Experts pointed to the high reserve prices as one of the main reasons for a lack of interest from the bidders in so many cities where at least one or two stations are available for auctions. Analysts tracking the radio industry also blame the FM-III policy itself which had put a cap on any single FM operator owning more than 15 per cent of the total channels available. “There are several deterrents for the bidders. FM-III may be far away from the success envisaged by the policy makers who got swayed by the telecom spectrum auctions of 2010. FM penetration may just remain confined in only select cities even after three phases and 15 years of private radio operations,” said a senior analyst.
Another experts pointed to the high reserve prices in certain towns which have added to the woes of the participating bidders. “Take for example the reserve price of channel in Kozhikode at Rs 7.02 crore. Money can’t be made by anyone even if this is the winning bid. Similar is the plight in Tirupati where the reserve price in Rs 4.5 crore. If only about half the channels are won by operators at the end of this first round of auctions, then the government should review its FM-III policy. No one is here to do charity,” said a technical expert on FM radio stations who advices leading players.
According to a media analysts who tracks the radio industry, current bidders have put their money on established markets like Delhi, Mumbai, Bangalore, Chennai, Pune etc. “Compared to a reserve price of Rs 31.42 crore set for the lone channel available in Delhi, today it is worth Rs 144 crore and counting. Mumbai’s reserve price before auctions was Rs 35 crore. Today it is Rs 93 crore and counting.
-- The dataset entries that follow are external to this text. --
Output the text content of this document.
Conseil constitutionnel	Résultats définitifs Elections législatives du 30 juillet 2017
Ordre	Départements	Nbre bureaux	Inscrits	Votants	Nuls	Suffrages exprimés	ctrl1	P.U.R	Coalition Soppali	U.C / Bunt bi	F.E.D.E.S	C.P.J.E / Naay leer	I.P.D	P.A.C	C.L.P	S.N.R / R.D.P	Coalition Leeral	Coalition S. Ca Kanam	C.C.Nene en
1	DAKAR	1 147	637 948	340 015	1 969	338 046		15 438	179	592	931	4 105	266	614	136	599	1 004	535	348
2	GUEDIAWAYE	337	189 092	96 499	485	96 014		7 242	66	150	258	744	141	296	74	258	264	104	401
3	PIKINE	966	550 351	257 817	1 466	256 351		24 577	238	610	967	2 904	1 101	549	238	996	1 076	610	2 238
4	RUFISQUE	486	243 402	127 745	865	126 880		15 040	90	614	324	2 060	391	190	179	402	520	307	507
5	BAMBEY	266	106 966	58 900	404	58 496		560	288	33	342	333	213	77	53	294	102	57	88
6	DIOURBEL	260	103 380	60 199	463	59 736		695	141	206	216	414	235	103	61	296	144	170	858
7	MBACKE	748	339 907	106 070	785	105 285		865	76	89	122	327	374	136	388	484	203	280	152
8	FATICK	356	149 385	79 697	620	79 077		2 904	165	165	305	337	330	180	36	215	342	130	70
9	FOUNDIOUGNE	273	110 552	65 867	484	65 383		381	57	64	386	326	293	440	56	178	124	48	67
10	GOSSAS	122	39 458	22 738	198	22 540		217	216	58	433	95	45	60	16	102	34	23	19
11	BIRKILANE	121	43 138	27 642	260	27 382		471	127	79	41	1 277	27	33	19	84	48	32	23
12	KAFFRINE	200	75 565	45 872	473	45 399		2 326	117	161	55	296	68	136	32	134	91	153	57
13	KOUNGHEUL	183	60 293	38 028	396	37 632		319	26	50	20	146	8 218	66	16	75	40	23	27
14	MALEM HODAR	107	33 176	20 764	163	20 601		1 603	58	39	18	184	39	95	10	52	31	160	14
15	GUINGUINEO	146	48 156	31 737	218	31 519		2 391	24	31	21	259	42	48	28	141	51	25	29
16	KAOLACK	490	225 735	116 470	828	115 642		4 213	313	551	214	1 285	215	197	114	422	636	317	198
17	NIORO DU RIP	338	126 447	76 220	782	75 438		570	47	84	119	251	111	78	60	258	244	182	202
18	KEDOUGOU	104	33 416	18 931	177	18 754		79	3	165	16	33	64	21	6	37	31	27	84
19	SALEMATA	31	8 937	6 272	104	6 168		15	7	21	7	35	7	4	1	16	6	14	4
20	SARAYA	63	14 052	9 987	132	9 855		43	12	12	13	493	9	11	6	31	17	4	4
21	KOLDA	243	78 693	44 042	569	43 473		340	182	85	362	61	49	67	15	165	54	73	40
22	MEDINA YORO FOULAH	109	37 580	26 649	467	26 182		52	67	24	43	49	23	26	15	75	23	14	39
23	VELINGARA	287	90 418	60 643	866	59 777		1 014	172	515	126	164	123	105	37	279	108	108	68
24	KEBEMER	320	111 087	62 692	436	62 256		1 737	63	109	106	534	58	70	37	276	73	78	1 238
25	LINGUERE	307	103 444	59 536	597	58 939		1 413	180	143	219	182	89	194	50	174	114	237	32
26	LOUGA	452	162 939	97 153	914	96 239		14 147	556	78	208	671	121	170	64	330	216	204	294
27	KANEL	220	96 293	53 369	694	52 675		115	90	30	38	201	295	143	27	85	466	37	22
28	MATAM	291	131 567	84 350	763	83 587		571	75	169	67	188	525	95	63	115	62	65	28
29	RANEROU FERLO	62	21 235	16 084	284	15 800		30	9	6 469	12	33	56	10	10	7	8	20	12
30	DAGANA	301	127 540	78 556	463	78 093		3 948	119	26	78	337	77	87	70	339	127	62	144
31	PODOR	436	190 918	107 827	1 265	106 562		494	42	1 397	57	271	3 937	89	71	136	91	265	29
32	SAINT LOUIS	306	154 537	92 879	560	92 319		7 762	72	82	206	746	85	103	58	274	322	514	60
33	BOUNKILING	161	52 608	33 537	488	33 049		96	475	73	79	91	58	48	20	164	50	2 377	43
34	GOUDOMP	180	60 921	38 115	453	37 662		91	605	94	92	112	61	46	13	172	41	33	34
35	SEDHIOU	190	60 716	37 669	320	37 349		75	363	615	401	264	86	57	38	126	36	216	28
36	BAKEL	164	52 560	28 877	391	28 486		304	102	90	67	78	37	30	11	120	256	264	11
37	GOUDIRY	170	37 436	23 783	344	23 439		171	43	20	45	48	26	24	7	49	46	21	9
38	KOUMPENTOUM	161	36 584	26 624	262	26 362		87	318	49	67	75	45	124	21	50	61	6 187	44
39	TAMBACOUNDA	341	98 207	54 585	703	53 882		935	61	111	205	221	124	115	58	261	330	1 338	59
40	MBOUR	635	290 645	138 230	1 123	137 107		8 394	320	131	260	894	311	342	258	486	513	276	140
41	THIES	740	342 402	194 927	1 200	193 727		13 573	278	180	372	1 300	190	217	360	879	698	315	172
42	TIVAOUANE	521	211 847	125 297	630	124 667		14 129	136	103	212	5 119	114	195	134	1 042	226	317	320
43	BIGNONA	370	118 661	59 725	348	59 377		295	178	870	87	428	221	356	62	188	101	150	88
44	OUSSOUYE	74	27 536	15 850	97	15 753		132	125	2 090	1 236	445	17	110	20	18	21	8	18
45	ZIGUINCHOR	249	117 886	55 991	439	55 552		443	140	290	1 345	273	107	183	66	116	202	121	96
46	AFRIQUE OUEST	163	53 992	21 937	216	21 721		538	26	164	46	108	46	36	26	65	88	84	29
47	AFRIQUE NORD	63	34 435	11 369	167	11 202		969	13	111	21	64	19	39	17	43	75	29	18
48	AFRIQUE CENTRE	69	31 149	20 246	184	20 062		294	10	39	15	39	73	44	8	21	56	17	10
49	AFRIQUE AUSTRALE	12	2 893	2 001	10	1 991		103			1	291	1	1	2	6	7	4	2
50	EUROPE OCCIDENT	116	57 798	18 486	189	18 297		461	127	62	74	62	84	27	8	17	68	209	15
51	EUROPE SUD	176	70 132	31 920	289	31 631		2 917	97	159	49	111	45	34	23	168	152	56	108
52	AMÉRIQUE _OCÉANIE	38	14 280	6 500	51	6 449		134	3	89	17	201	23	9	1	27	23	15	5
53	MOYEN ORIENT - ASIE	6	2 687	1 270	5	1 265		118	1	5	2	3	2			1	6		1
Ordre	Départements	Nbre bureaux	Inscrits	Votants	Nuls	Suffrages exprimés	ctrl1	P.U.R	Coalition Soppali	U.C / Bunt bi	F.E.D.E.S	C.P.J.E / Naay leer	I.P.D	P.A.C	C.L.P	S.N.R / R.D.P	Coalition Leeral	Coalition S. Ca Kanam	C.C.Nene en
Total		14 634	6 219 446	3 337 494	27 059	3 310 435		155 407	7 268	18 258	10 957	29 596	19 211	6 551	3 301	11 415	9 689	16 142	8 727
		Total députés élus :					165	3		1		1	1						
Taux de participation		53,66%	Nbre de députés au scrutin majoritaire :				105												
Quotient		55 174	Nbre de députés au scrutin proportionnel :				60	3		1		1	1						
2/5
These numbers are very high but bidding is on. Clearly, the focus is on established markets,” the analyst said.
Cities like Dhule, Gorakhpur, Gulbarga, Lucknow, Aligarh, and Jhansi are said to be among the 28 towns where the reserve price fixed before the auctions continues to be the price even after 40 rounds of clock auctions where the cumulative bids have crossed Rs 1,000 crore as against the cumulative reserve price of Rs 407 crore. Additionally, the government will get around Rs 1,600 crore as the renewal fees from the existing 245 FM Stations who will also be a part of the third-phase.
“Operating FM stations in some cities for the winners may become unviable at the current rates. Creating scarcity and then calling for bidding is clearly a flawed idea which could have been rectified. Had there been 5 channels available in Delhi or Mumbai, things would have been different,” says a senior executive in a leading FM brand.